Çocukların öğrenme yöntemlerinden bir tanesi ve belki de erken çocuklukta en önemlisi gözlemdir. Annesinin, babasının ne yaptığına bakarak kendisinin de ne yapması gerektiğini idrak eder. Ebeveynlerin birbirlerini nasıl sevdiklerini görmek bu işin ilk adımıdır. Bizim toplumumuzda ebeveynler çocukların önünde pek samimi olmazlar. Halbuki onları sarılırken gören bir çocuk sevmenin ne demek olduğunu doğru bir örnekle öğrenecektir.
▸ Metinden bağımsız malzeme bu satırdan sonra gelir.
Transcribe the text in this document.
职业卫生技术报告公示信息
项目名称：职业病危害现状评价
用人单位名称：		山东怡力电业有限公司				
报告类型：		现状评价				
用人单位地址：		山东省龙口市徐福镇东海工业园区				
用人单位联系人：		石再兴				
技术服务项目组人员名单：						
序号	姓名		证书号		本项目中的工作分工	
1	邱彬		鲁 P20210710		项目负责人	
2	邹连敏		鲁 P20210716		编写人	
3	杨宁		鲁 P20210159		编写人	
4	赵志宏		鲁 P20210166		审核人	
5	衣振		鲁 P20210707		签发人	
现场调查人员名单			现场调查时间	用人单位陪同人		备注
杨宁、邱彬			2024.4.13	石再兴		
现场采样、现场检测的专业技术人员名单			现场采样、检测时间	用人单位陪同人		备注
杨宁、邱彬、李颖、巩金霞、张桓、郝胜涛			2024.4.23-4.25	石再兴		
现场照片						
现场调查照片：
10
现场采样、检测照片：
İkinci adım çocuğun ebeveynleri tarafından nasıl sevildiği konusunda edindiği tecrübelerdir. Eğer bir çocuğu sadece aldığı notlar, gösterdiği başarılarla överseniz çocuk da sevilmenin koşulunun ancak buralardan geçtiğini zanneder. Bu sebeple de başarısızlığa tahammülü düşer, çünkü başarısız olursa sevilmeyeceğini düşünür. Halbuki sevgiyi davranış sonrası kazanılan bir hak değil, koşulsuz sunulan bir duygu olarak hissetmeli çocuklar.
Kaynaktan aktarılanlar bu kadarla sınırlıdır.